Miércoles de la 6º semana durante el año

Génesis 7, 6-7; 8, 6-13. 20-22
Salmo 115, 12-15. 18-19

Cuando llegaron a Betsaida le trajeron a un ciego y le rogaban que lo tocara. Él tomó al ciego de la mano y lo condujo a las afueras del pueblo. Después de ponerle saliva en los ojos e imponerle las manos, Jesús le preguntó: ¿Ves algo?
El ciego, que comenzaba a ver, le respondió:  Veo hombres, como si fueran árboles que caminan.
Jesús le puso nuevamente las manos sobre los ojos y el hombre recuperó la vista. Así quedó curado y veía todo con claridad.
Jesús lo mandó a su casa, diciéndole: Ni siquiera entres en el pueblo.

El evangelio de Marcos se caracteriza por ser breve y conciso. Y, en su brevedad, nos presenta la cura de dos ciegos en contextos muy diferentes y con mensajes muy importantes.

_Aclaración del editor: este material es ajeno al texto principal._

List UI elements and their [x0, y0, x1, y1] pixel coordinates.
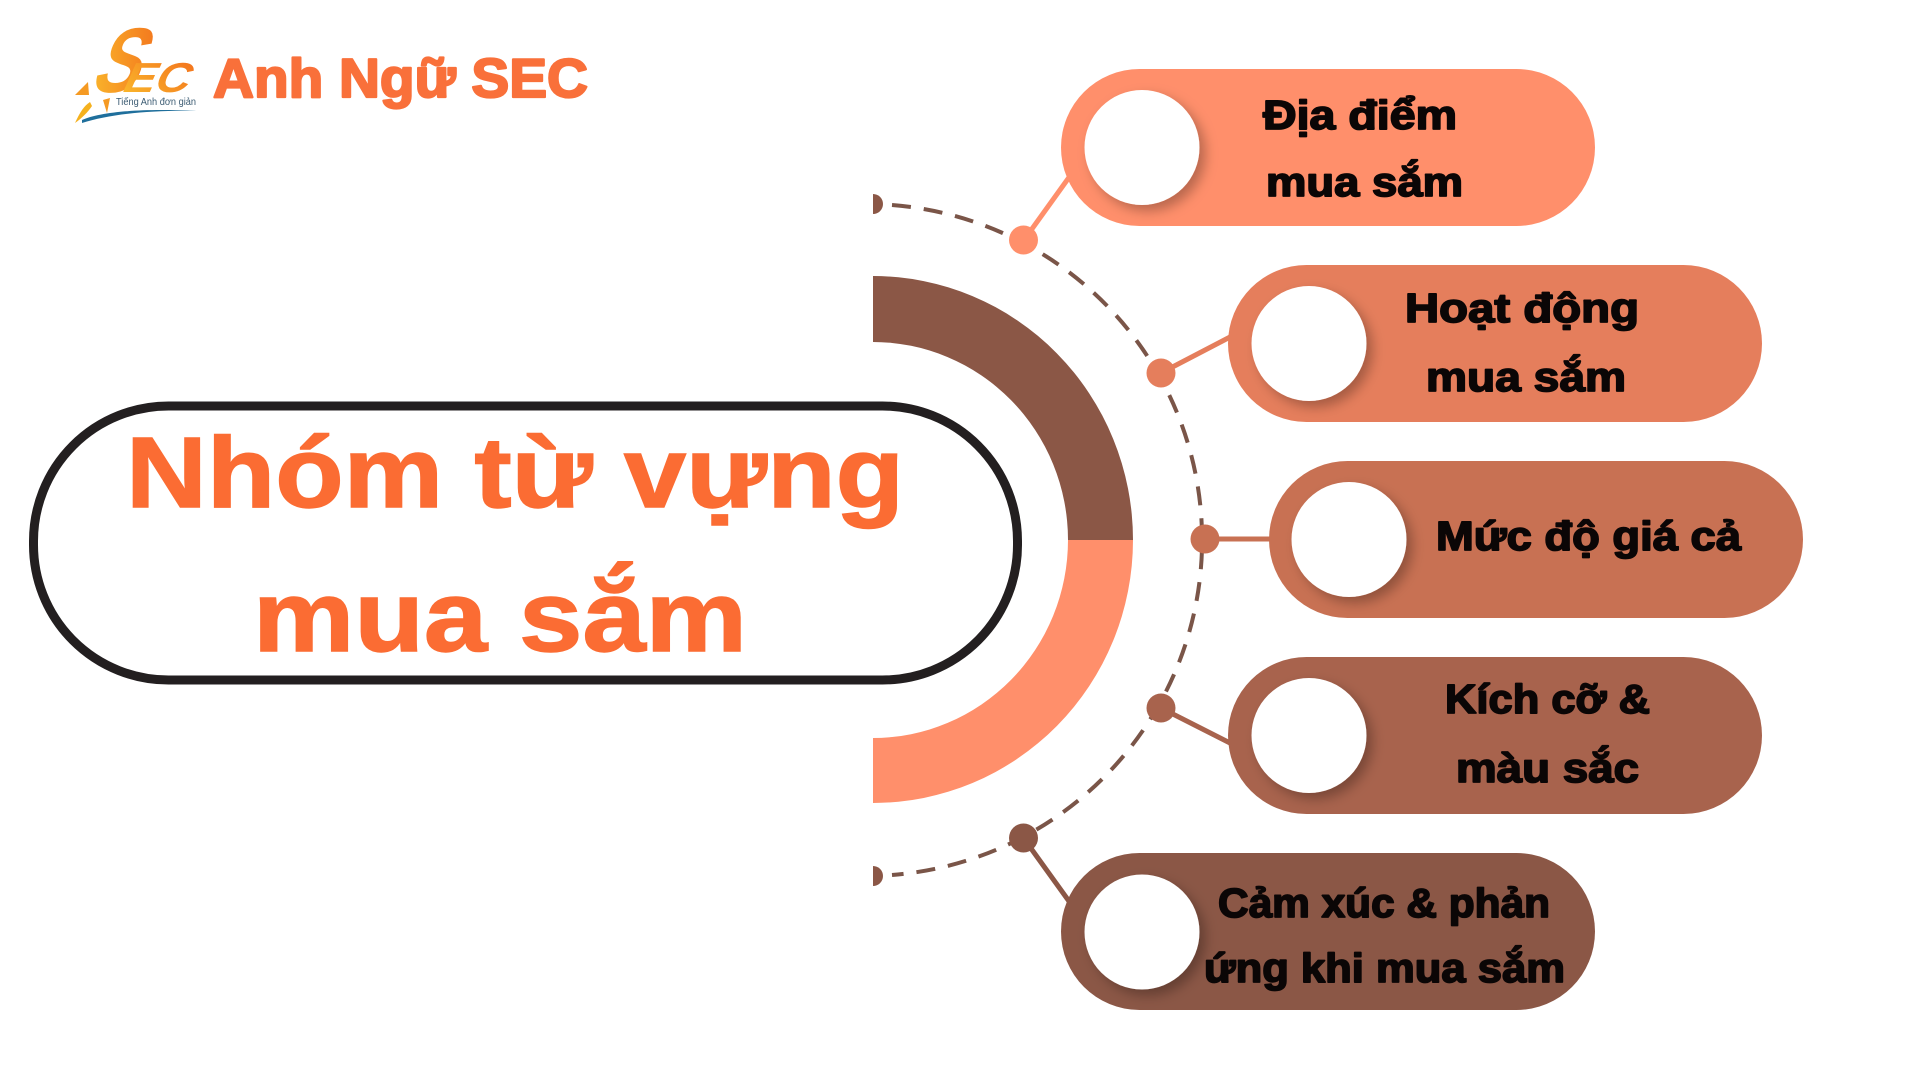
pill: [1269, 461, 1803, 618]
label line 2: màu sắc: [1456, 745, 1639, 791]
node dot: [1146, 694, 1176, 722]
connector: [1024, 176, 1070, 240]
icon: SEC rocket logo: Tiếng Anh đơn giản: [116, 96, 196, 108]
arc end cap top: [873, 194, 883, 214]
item 5: Cảm xúc & phản ứng khi mua sắm: [1009, 824, 1595, 1010]
ring: upper brown segment: [873, 276, 1133, 540]
node dot: [1009, 824, 1038, 852]
arc end cap bottom: [873, 866, 883, 886]
item 2: Hoạt động mua sắm: [1146, 265, 1762, 422]
pill: [1228, 265, 1762, 422]
label line 1: Địa điểm: [1263, 92, 1457, 138]
item 3: Mức độ giá cả: [1190, 461, 1803, 618]
brand name: Anh Ngữ SEC: [213, 47, 588, 109]
pill outline: [34, 406, 1018, 680]
label line 1: Cảm xúc & phản: [1218, 880, 1550, 926]
label line 2: mua sắm: [1266, 159, 1463, 205]
node dot: [1190, 524, 1220, 554]
label line 2: mua sắm: [1426, 354, 1626, 400]
label line 1: Kích cỡ &: [1445, 676, 1650, 722]
connector: [1161, 336, 1232, 373]
label: Mức độ giá cả: [1436, 513, 1742, 559]
connector: [1024, 838, 1071, 904]
central title pill: [34, 406, 1018, 680]
logo: Anh Ngữ SEC: [75, 10, 588, 123]
pill: [1228, 657, 1762, 814]
label line 2: ứng khi mua sắm: [1204, 945, 1565, 991]
label line 1: Hoạt động: [1405, 285, 1639, 331]
white circle: [1252, 678, 1366, 793]
icon: SEC rocket logo: S: [79, 10, 171, 112]
white circle: [1252, 286, 1366, 401]
icon: SEC rocket logo: EC: [116, 55, 203, 102]
title line 1: Nhóm từ vựng: [126, 417, 904, 529]
pill: [1061, 69, 1595, 226]
node dot: [1009, 226, 1038, 254]
title line 2: mua sắm: [253, 561, 747, 673]
item 4: Kích cỡ & màu sắc: [1146, 657, 1762, 814]
white circle: [1084, 90, 1200, 205]
dashed arc: [892, 205, 1202, 875]
connector: [1161, 708, 1232, 744]
white circle: [1292, 482, 1406, 597]
item 1: Địa điểm mua sắm: [1009, 69, 1595, 254]
connector: [1205, 536, 1275, 542]
white circle: [1084, 874, 1200, 990]
semicircle ring: [873, 276, 1133, 803]
pill: [1061, 853, 1595, 1010]
ring: lower coral segment: [873, 540, 1133, 803]
node dot: [1146, 358, 1176, 388]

Hoy, el Evangelio nos adentra en la cura del ciego de Betsaida. Esta cura se encuentra situada en medio de dos relatos en los cuales Jesús percibe que los discípulos no entienden ni comprenden quien es y cuál es su misión. Los discípulos están ciegos… también Pedro está ciego. Muy probablemente, nosotros también estamos ciegos.

El ciego de Betsaida es conducido hasta Jesús. Alguien o “álguienes” lo llevan. No parece una persona con iniciativa propia. Y, sin embargo, Jesús lo acoge en su pasividad, lo saca de la aldea, de su lugar conocido, de su confort… El ciego se deja conducir… Jesús lo lleva de la mano… lo guía… y sólo a las afueras de su entorno y mundo conocido, realiza el milagro de la visión. Un milagro que llama la atención por ser el único realizado en dos etapas. Probablemente estas dos etapas en la recuperación de la visión expresan que el discipulado es un proceso de adhesión al proyecto de Dios.

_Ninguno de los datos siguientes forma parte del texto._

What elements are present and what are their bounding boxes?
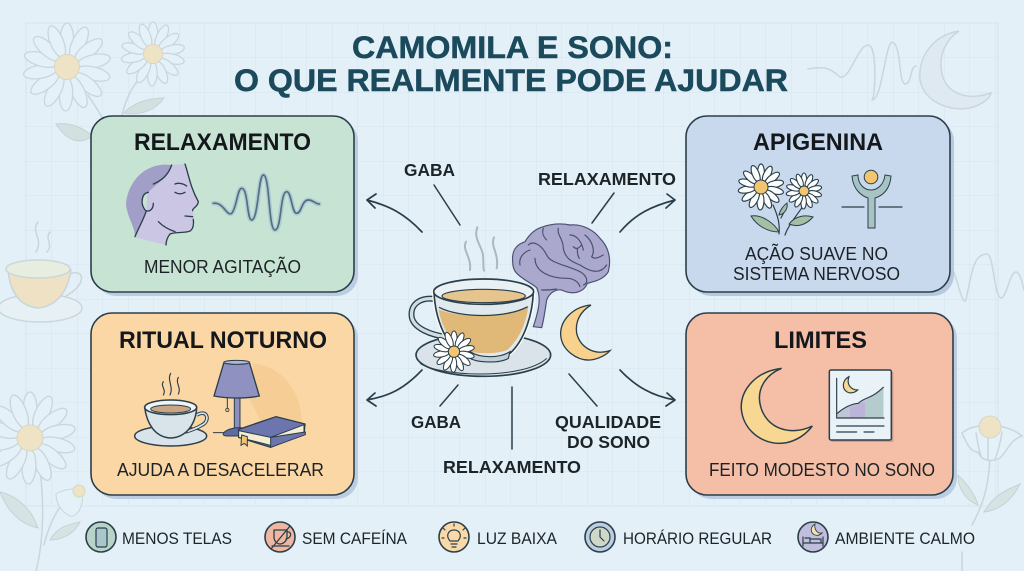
icon: tea cup: [135, 373, 207, 446]
decorative moon and wave top right: [808, 31, 991, 109]
panel: relaxamento: [91, 116, 358, 296]
icon: lamp and book: [213, 360, 305, 447]
decorative chamomile bottom right: [958, 416, 1022, 571]
label: gaba top: [404, 160, 460, 225]
legend: ambiente calmo: AMBIENTE CALMO: [835, 530, 975, 548]
icon: brain wave: [213, 175, 319, 230]
legend: horário regular: [585, 522, 772, 552]
caption: ajuda a desacelerar: AJUDA A DESACELERAR: [117, 460, 324, 480]
icon: sleeping face: [126, 164, 198, 245]
label: gaba bottom: [411, 385, 461, 432]
label: qualidade do sono: QUALIDADE: [555, 412, 661, 432]
icon: receptor: [842, 170, 902, 228]
legend: menos telas: MENOS TELAS: [122, 530, 232, 548]
legend: luz baixa: LUZ BAIXA: [477, 530, 557, 548]
title: [234, 29, 788, 98]
panel: ritual noturno: [91, 313, 358, 499]
label: qualidade do sono: DO SONO: [567, 432, 650, 452]
legend: menos telas: [86, 522, 232, 552]
arrow: to ritual noturno: [367, 370, 422, 406]
decorative chamomile top left: [23, 22, 185, 141]
panel: apigenina: [686, 116, 954, 296]
icon: sleep chart document: [829, 370, 893, 442]
label: relaxamento bottom: [443, 387, 581, 477]
title: CAMOMILA E SONO:: [352, 29, 673, 65]
decorative tea cup left: [0, 222, 82, 322]
title: O QUE REALMENTE PODE AJUDAR: [234, 62, 788, 98]
arrow: to apigenina: [620, 194, 675, 232]
heading: ritual noturno: RITUAL NOTURNO: [119, 327, 327, 354]
caption: feito modesto no sono: FEITO MODESTO NO SONO: [709, 460, 935, 480]
label: relaxamento bottom: RELAXAMENTO: [443, 457, 581, 477]
icon: crescent moon: [741, 368, 812, 443]
legend: sem cafeína: [265, 522, 407, 552]
caption: ação suave no sistema nervoso: SISTEMA NERVOSO: [733, 264, 900, 284]
decorative chamomile bottom left: [0, 392, 85, 571]
label: gaba bottom: GABA: [411, 412, 461, 432]
legend: horário regular: HORÁRIO REGULAR: [623, 529, 772, 548]
heading: limites: LIMITES: [774, 327, 867, 354]
heading: relaxamento: RELAXAMENTO: [134, 129, 311, 156]
decorative wave right: [952, 254, 1024, 301]
legend: sem cafeína: SEM CAFEÍNA: [302, 529, 407, 548]
arrow: to relaxamento: [367, 194, 422, 232]
icon: steam: [465, 227, 497, 271]
label: gaba top: GABA: [404, 160, 455, 180]
legend: ambiente calmo: [798, 522, 975, 552]
icon: small moon: [561, 305, 610, 360]
heading: apigenina: APIGENINA: [753, 129, 883, 156]
arrow: to limites: [620, 370, 675, 406]
icon: chamomile flowers: [738, 164, 822, 235]
icon: chamomile tea cup: [411, 279, 551, 376]
label: qualidade do sono: [555, 374, 661, 452]
caption: menor agitação: MENOR AGITAÇÃO: [144, 256, 301, 277]
label: relaxamento top: [538, 169, 676, 223]
label: relaxamento top: RELAXAMENTO: [538, 169, 676, 189]
panel: limites: [686, 313, 957, 499]
legend: luz baixa: [439, 522, 557, 552]
icon: brain: [512, 224, 610, 328]
caption: ação suave no sistema nervoso: AÇÃO SUAVE NO: [745, 243, 888, 264]
caption: ação suave no sistema nervoso: [733, 243, 900, 284]
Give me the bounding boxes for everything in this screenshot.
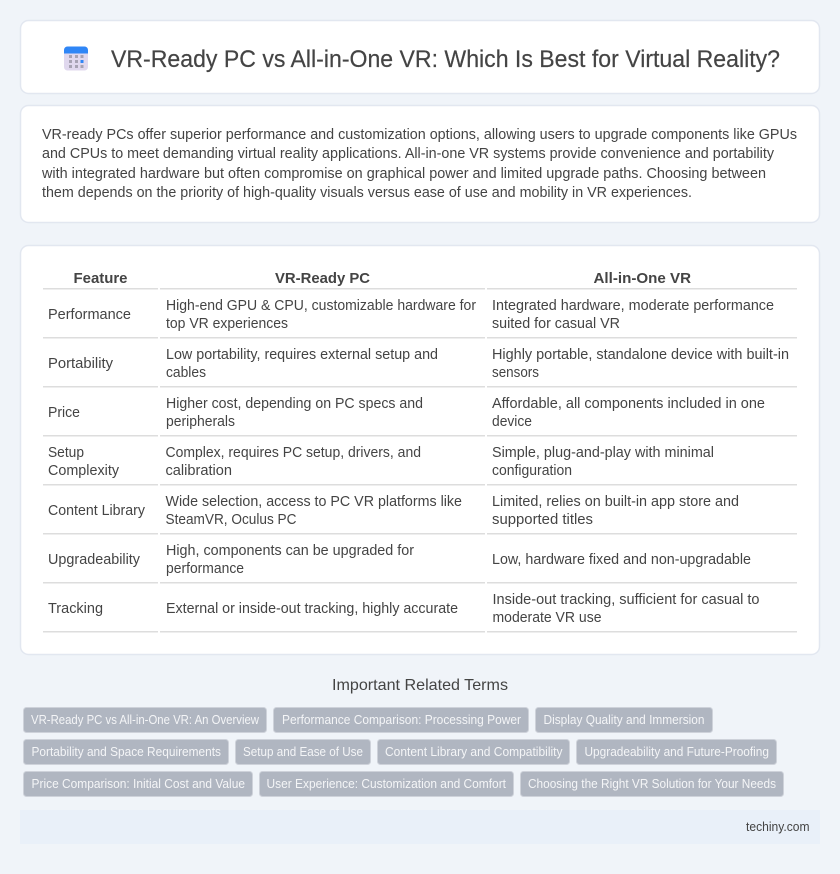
table header row (74, 270, 691, 287)
related term tags: Performance Comparison: Processing Power (282, 713, 521, 727)
header panel (20, 20, 820, 94)
row: portability (48, 347, 789, 381)
row: setup complexity (48, 445, 714, 479)
row: tracking: moderate VR use (492, 610, 602, 626)
related term tags: User Experience: Customization and Comfort (266, 777, 506, 791)
footer source: techiny.com (746, 820, 810, 834)
related term tags: Content Library and Compatibility (385, 745, 563, 759)
related term tags: Setup and Ease of Use (243, 745, 363, 759)
related term tags: Choosing the Right VR Solution for Your Needs (528, 777, 776, 791)
panel: comparison table (20, 246, 820, 654)
row: performance: Performance (48, 307, 131, 323)
row: content library: supported titles (492, 512, 593, 528)
row: performance: suited for casual VR (492, 316, 620, 332)
table header row: All-in-One VR (594, 270, 691, 287)
row: tracking (48, 592, 760, 626)
row: performance: Integrated hardware, moderate performance (492, 298, 774, 314)
panel: introduction (20, 106, 820, 222)
row: content library: Limited, relies on built-in app store and (492, 494, 739, 510)
intro text block: with integrated hardware but often compromise on graphical power and limited upgrade paths. Choosing between (41, 166, 766, 182)
intro text block: VR-ready PCs offer superior performance and customization options, allowing users to upgrade components like GPUs (42, 127, 797, 143)
intro text block: and CPUs to meet demanding virtual reality applications. All-in-one VR systems provide convenience and portability (42, 146, 775, 162)
row: setup complexity: Simple, plug-and-play with minimal (492, 445, 714, 461)
row: upgradeability: Upgradeability (48, 552, 141, 568)
row: price: Affordable, all components included in one (492, 396, 765, 412)
row: setup complexity: calibration (166, 463, 232, 479)
row: tracking: External or inside-out tracking, highly accurate (166, 601, 458, 617)
row: setup complexity: Setup (48, 445, 84, 461)
row: upgradeability: High, components can be upgraded for (166, 543, 414, 559)
row: tracking: Inside-out tracking, sufficient for casual to (492, 592, 760, 608)
intro text block: them depends on the priority of high-quality visuals versus ease of use and mobility in VR experiences. (42, 185, 692, 201)
related term tags (24, 708, 784, 796)
row: performance: top VR experiences (166, 316, 288, 332)
row: content library: Content Library (48, 503, 146, 519)
row: content library: Wide selection, access to PC VR platforms like (166, 494, 462, 510)
related term tags: VR-Ready PC vs All-in-One VR: An Overview (31, 713, 260, 727)
row: portability: Low portability, requires external setup and (166, 347, 438, 363)
row: upgradeability: Low, hardware fixed and non-upgradable (492, 552, 751, 568)
row: portability: Highly portable, standalone device with built-in (492, 347, 789, 363)
table header row: Feature (74, 270, 128, 287)
row: upgradeability (48, 543, 751, 577)
row: price: Higher cost, depending on PC specs and (166, 396, 423, 412)
related term tags: Display Quality and Immersion (544, 713, 705, 727)
title: VR-Ready PC vs All-in-One VR: Which Is Best for Virtual Reality? (111, 46, 780, 73)
table rules (43, 288, 797, 632)
row: performance (48, 298, 774, 332)
row: portability: Portability (48, 356, 114, 372)
row: price: Price (48, 405, 80, 421)
footer (20, 810, 820, 844)
row: price (48, 396, 765, 430)
row: setup complexity: Complexity (48, 463, 120, 479)
heading: related terms: Important Related Terms (332, 677, 508, 694)
row: setup complexity: configuration (492, 463, 572, 479)
related term tags: Portability and Space Requirements (32, 745, 221, 759)
row: content library (48, 494, 739, 528)
row: portability: cables (166, 365, 206, 381)
related term tags: Upgradeability and Future-Proofing (584, 745, 769, 759)
row: portability: sensors (492, 365, 539, 381)
row: upgradeability: performance (166, 561, 244, 577)
table header row: VR-Ready PC (275, 270, 370, 287)
row: price: peripherals (166, 414, 235, 430)
row: content library: SteamVR, Oculus PC (166, 512, 296, 528)
row: price: device (492, 414, 532, 430)
row: setup complexity: Complex, requires PC setup, drivers, and (166, 445, 421, 461)
related term tags: Price Comparison: Initial Cost and Value (32, 777, 245, 791)
row: tracking: Tracking (48, 601, 103, 617)
row: performance: High-end GPU & CPU, customizable hardware for (166, 298, 476, 314)
icon: calendar grid (64, 46, 88, 70)
intro text block (41, 127, 797, 201)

Y el corazón, acoge la capacidad para hacer el bien y el mal.  Bien sea el propio corazón o el corazón de los demás. Vivir el discipulado implica adentrarnos en el misterio que nos habita y que habita a las personas de nuestros entornos, implica acogernos con misericordia y ternura. Vivir el discipulado significa que estamos dispuestos a que nada ni nadie nos separe del camino de Dios. Y si nos separamos por algún motivo, si nos volvemos ciegos, el Maestro siempre está ahí para sacarnos de nuestro lugar y, con paciencia y amor, devolvernos la visión de la fe. (Hna. Ana Belén Verísimo García OP)


Él no nos falla nunca; siempre está cerca de nosotros, para iluminarnos, consolarnos, fortalecernos. Si, pues, nos sentimos ciegos, afligidos y débiles, es para que recurramos a él con fe viva y con tierna confianza. Hija mía que, Dios sólo, sea todo para ti.  (A la señorita A. Chenu)

De tierra y saliva son los milagros,
de luz y alegría se visten tus manos
si dejo que toques mis ojos cegados,
si dejo que abras desvanes cerrados.

Con barro y caricias se curan los daños,
que el barro restaura nuestro propio barro,
mientras las caricias van iluminando
caminos oscuros que vamos andando.

Soy yo, aquel que era ciego,
soy yo, pero ahora ya veo.
Me tendiste la mano porque estaba enfermo
y sentí que tu amor me sanaba de nuevo,
sentí que tu amor me sanaba de nuevo.
Soy yo, aquel que era ciego,
soy yo, pero ahora ya creo.
Que todos lo vean y puedan creerlo:
No existen cegueras si el amor vence al miedo.
no existen cegueras si el amor vence al miedo.

De miedos y anhelos se llenan mis ruegos,
de pasos pequeños que no llegan lejos
porque soy yo mismo quien siente que es ciego,
aunque el corazón sepa mirar por completo.

Enciende mi vida, enséñame a comprender,
que es más ciego el que mira pero no quiere ver,
que sólo el corazón puede guiarme a través
de temores que ciegan y no dejan «ser».